High-resolution melting analysis for simultaneous detection and discrimination between wild-type and vaccine strains of feline calicivirus

Abstract

High-resolution melting (HRM) analysis, a post-polymerase chain reaction (PCR) application in a single closed tube, is the straightforward method for simultaneous detection, genotyping, and mutation scanning, enabling more significant dynamic detection and sequencing-free turnaround time. This study aimed to establish a combined reverse-transcription quantitative PCR and HRM (RT-qPCR-HRM) assay for diagnosing and genotyping feline calicivirus (FCV). This developed method was validated with constructed FCV plasmids, clinical swab samples from living cats, fresh-frozen lung tissues from necropsied cats, and four available FCV vaccines. We performed RT-qPCR to amplify a 99-base pair sequence, targeting a segment between open reading frame (ORF) 1 and ORF2. Subsequently, the HRM assay was promptly applied using Rotor-Gene Q® Software. The results significantly revealed simultaneous detection and genetic discrimination between commercially available FCV vaccine strains, wild-type Thai FCV strains, and VS-FCV strains within a single PCR reaction. There was no cross-reactivity with other feline common viruses, including feline herpesvirus-1, feline coronavirus, feline leukemia virus, feline immunodeficiency virus, and feline morbillivirus. The detection limit of the assay was 6.18 × 10¹ copies/µl. This study, therefore, is the first demonstration of the uses and benefits of the RT-qPCR-HRM assay for FCV detection and strain differentiation in naturally infected cats.
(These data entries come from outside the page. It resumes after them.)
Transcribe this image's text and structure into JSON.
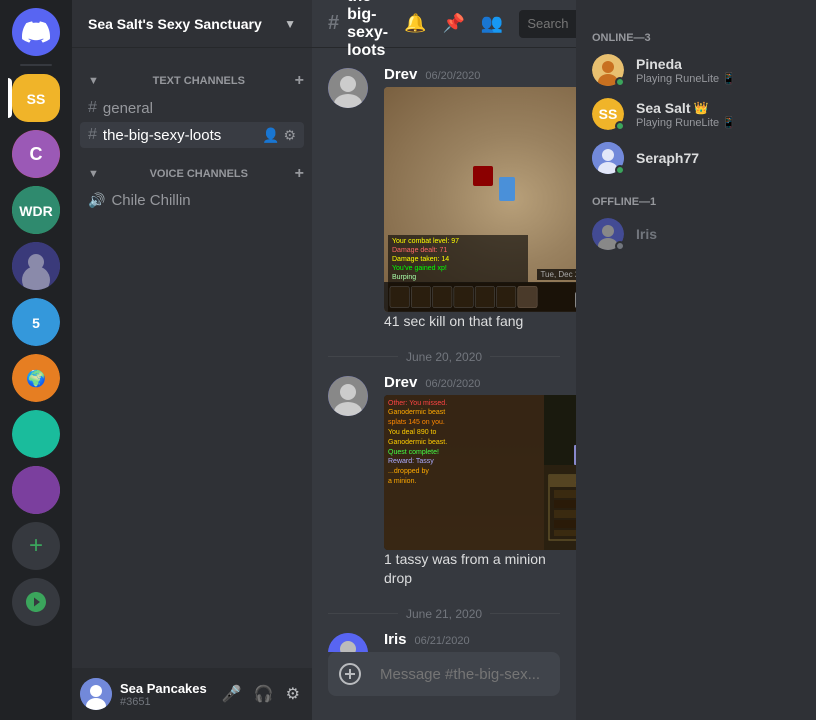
{
  "app": {
    "title": "DISCORD"
  },
  "server": {
    "name": "Sea Salt's Sexy Sanctuary",
    "channel": "the-big-sexy-loots"
  },
  "sidebar": {
    "categories": [
      {
        "name": "TEXT CHANNELS",
        "channels": [
          {
            "id": "general",
            "name": "general",
            "type": "text",
            "active": false
          },
          {
            "id": "the-big-sexy-loots",
            "name": "the-big-sexy-loots",
            "type": "text",
            "active": true
          }
        ]
      },
      {
        "name": "VOICE CHANNELS",
        "channels": [
          {
            "id": "chile-chillin",
            "name": "Chile Chillin",
            "type": "voice",
            "active": false
          }
        ]
      }
    ]
  },
  "members": {
    "online_label": "ONLINE—3",
    "offline_label": "OFFLINE—1",
    "online": [
      {
        "name": "Pineda",
        "status": "Playing RuneLite",
        "badge": "📱"
      },
      {
        "name": "Sea Salt",
        "status": "Playing RuneLite",
        "badge": "👑📱"
      },
      {
        "name": "Seraph77",
        "status": "",
        "badge": ""
      }
    ],
    "offline": [
      {
        "name": "Iris",
        "status": "",
        "badge": ""
      }
    ]
  },
  "messages": [
    {
      "id": "msg1",
      "author": "Drev",
      "timestamp": "06/20/2020",
      "text": "41 sec kill on that fang",
      "has_image": true
    },
    {
      "id": "divider1",
      "type": "date",
      "label": "June 20, 2020"
    },
    {
      "id": "msg2",
      "author": "Drev",
      "timestamp": "06/20/2020",
      "text": "1 tassy was from a minion drop",
      "has_image": true
    },
    {
      "id": "divider2",
      "type": "date",
      "label": "June 21, 2020"
    },
    {
      "id": "msg3",
      "author": "Iris",
      "timestamp": "06/21/2020",
      "text": "",
      "has_image": true,
      "partial": true
    }
  ],
  "chat_input": {
    "placeholder": "Message #the-big-sex..."
  },
  "header": {
    "search_placeholder": "Search"
  },
  "user": {
    "name": "Sea Pancakes",
    "tag": "#3651"
  },
  "servers": [
    {
      "id": "discord-home",
      "icon": "discord",
      "label": "Discord"
    },
    {
      "id": "server1",
      "initials": "S",
      "color": "#f0b429",
      "label": "Sea Salt"
    },
    {
      "id": "server2",
      "initials": "C",
      "color": "#e74c3c",
      "label": "Server C"
    },
    {
      "id": "server3",
      "initials": "W",
      "color": "#2ecc71",
      "label": "WDR"
    },
    {
      "id": "server4",
      "initials": "",
      "color": "#8e44ad",
      "label": "Server 4"
    },
    {
      "id": "server5",
      "initials": "",
      "color": "#3498db",
      "label": "Server 5"
    },
    {
      "id": "server6",
      "initials": "",
      "color": "#e67e22",
      "label": "Server 6"
    },
    {
      "id": "server7",
      "initials": "",
      "color": "#1abc9c",
      "label": "Server 7"
    },
    {
      "id": "server8",
      "initials": "",
      "color": "#9b59b6",
      "label": "Server 8"
    }
  ]
}
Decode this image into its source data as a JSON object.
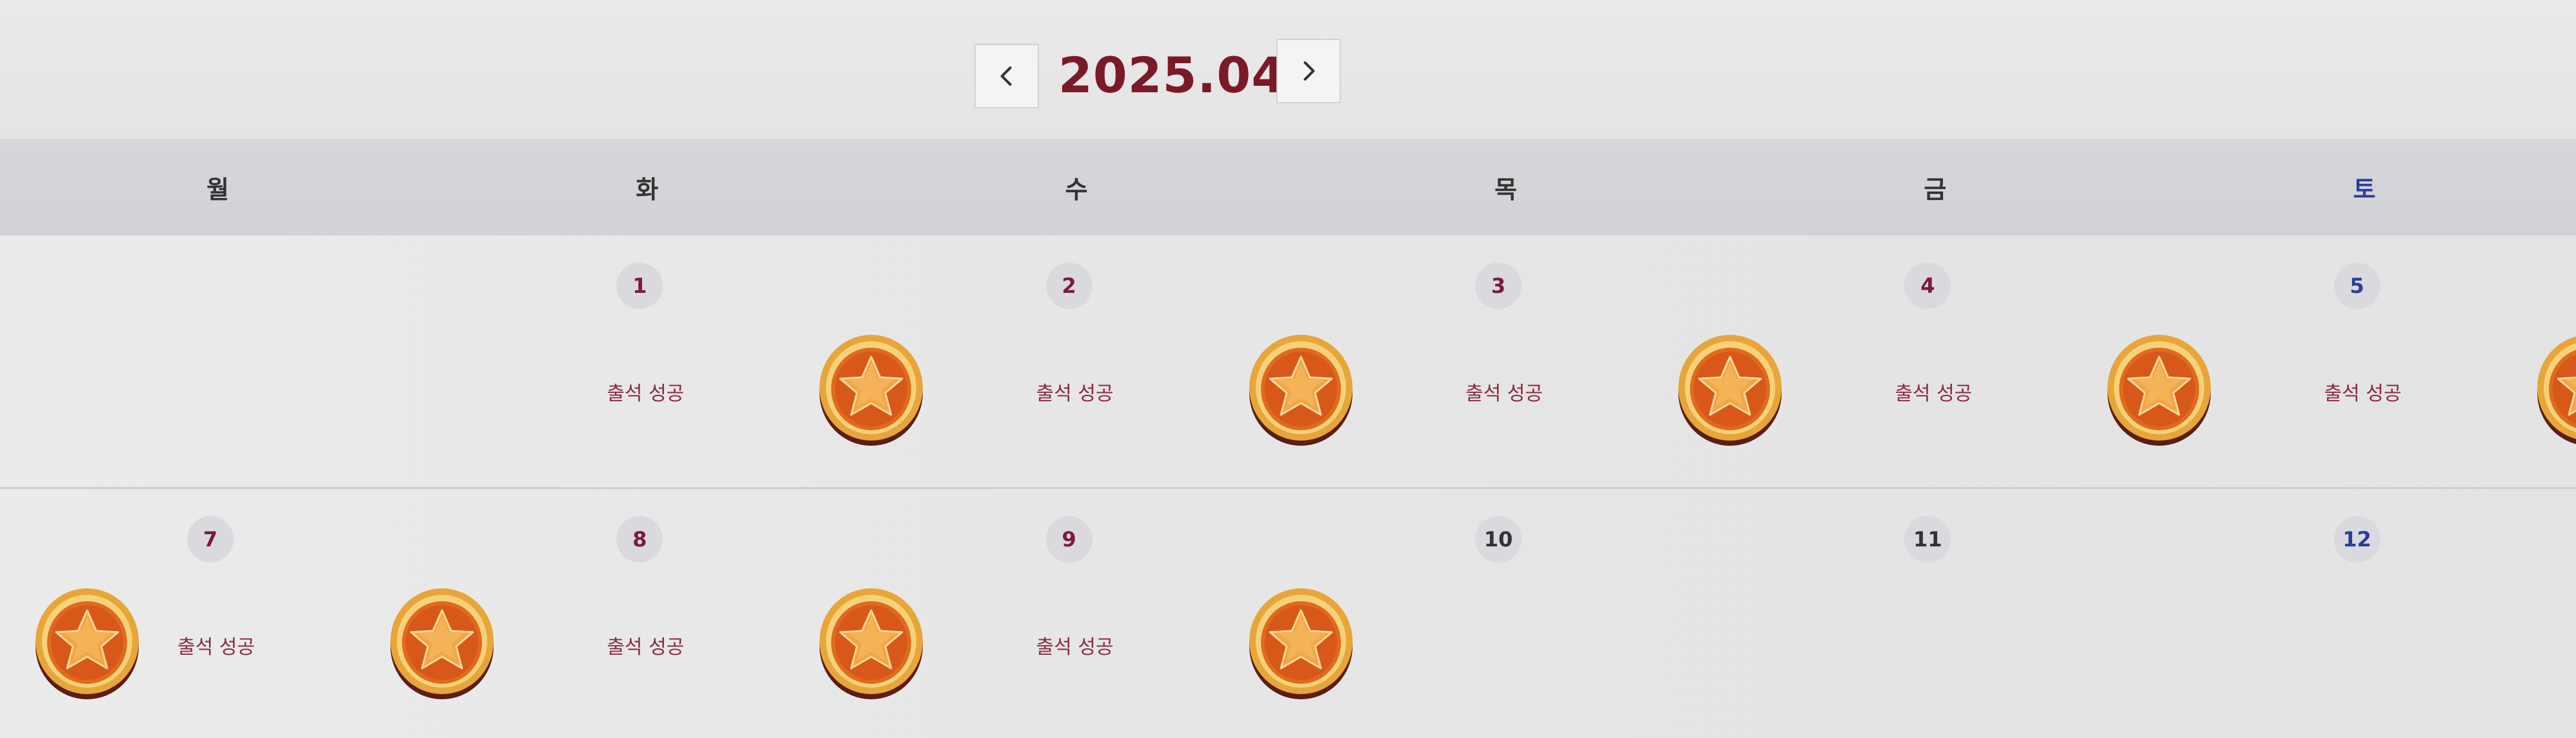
{
  "calendar": {
    "title": "2025.04",
    "prev_label": "‹",
    "next_label": "›",
    "weekdays": [
      "월",
      "화",
      "수",
      "목",
      "금",
      "토"
    ],
    "status_text": "출석 성공",
    "weeks": [
      {
        "days": [
          {
            "day": "",
            "status": "",
            "stamp": false
          },
          {
            "day": "1",
            "status": "출석 성공",
            "stamp": true
          },
          {
            "day": "2",
            "status": "출석 성공",
            "stamp": true
          },
          {
            "day": "3",
            "status": "출석 성공",
            "stamp": true
          },
          {
            "day": "4",
            "status": "출석 성공",
            "stamp": true
          },
          {
            "day": "5",
            "status": "출석 성공",
            "stamp": true
          }
        ]
      },
      {
        "days": [
          {
            "day": "7",
            "status": "출석 성공",
            "stamp": true
          },
          {
            "day": "8",
            "status": "출석 성공",
            "stamp": true
          },
          {
            "day": "9",
            "status": "출석 성공",
            "stamp": true
          },
          {
            "day": "10",
            "status": "",
            "stamp": false
          },
          {
            "day": "11",
            "status": "",
            "stamp": false
          },
          {
            "day": "12",
            "status": "",
            "stamp": false
          }
        ]
      }
    ],
    "leading_stamp_row2": true,
    "colors": {
      "title": "#7a1a28",
      "saturday": "#2a3c9c",
      "status": "#8a2a40",
      "coin_outer": "#e8a53a",
      "coin_inner": "#e06a1e",
      "star": "#f2a646"
    },
    "icons": {
      "prev": "chevron-left-icon",
      "next": "chevron-right-icon",
      "stamp": "star-coin-icon"
    }
  }
}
Keywords: High-resolution melting analysis; cat; feline calicivirus; polymerase chain reaction.

Figure 1.

Feline calicivirus (FCV) strain differentiation by high-resolution melting (HRM) analysis. (A) HRM normalized the melt curve of eight unique patterns. (B) HRM difference graph of the eight FCV strains using the vaccine strain (nobivac^® 1-HCPCh) as a reference strain. HRM normalized and difference graphs could distinguish eight FCV-strain typing patterns from 11 strain templates.

Figure 2.

Linear regression analysis of the relationship between the percentage of the C:G content of the PCR product and T_m value.

Figure 3.

Differentiation efficacy of qPCR-HRM between FCV-Vac, VS-FCV, and FCV-TH wild type (A) HRM normalized the melt curve of ten unique patterns. (B) HRM difference graph of the ten FCV strains using the vaccine strain (purevax^® RCPCh) as a reference strain. HRM normalized and difference graphs could distinguish between FCV-Vac, VS-FCV, and FCV-TH wild type.

Figure 4.

Analytical sensitivity of the high-resolution melting (HRM) assay. (A) The quantitative assessment in a tenfold dilution of feline calicivirus (FCV)-synthesis string DNA (6.18 × 10¹ and 6.18 × 10⁸ copies/µl) was evaluated using qPCR and analyzed by HRM software. (B) The normalized graph of HRM analysis revealed a normalization region between 80 and 89 °C with a confidence threshold of 95%. The cutoff C_t value of the positive sample was set at C_t < 35. (C) The standard curve for indicating the efficiency of the qPCR detection assay by the x-axis refers to the tenfold dilution of FCV-synthesis string DNA (ng/µl). In contrast, the y-axis refers to the corresponding C_t values. The assay is linear in the range of 6.18 × 10¹ to 6.18 × 10⁸ template copies/µl, with a determination coefficient (R²) of 0.998 and reaction efficiency of 96.13%.

Figure 5.

Analytical specificity of the high-resolution melting (HRM) assay. The graph shows positive results from the positive control (PTC: string DNA fragment from the feline calicivirus [FCV] vaccine strain with concentration at 6.2 × 10⁵ copies/µl) and FCV-positive clinical sample. The non-template control (NTC) and other feline virus templates, including FHV-1, FIV, FeLV, FCoV, and FeMV, showed amplification signals over positive cutoff values (C_t > 35).

Figure 6.

Analytical efficacy of the high-resolution melting (HRM) assay for strain differentiation between the wild-type feline calicivirus-Thai (FCV-TH) strain and vaccine strain (FCV-Vac). The patterns of the HRM normalized graph (A) and HRM difference graph (B) demonstrate detectability patterns at each various concentration ratio. Melt curve analysis from the HRM assay (C) indicated the derivative melt peak patterns that seem likely to correspond to the divergence ratio of the strain mixture.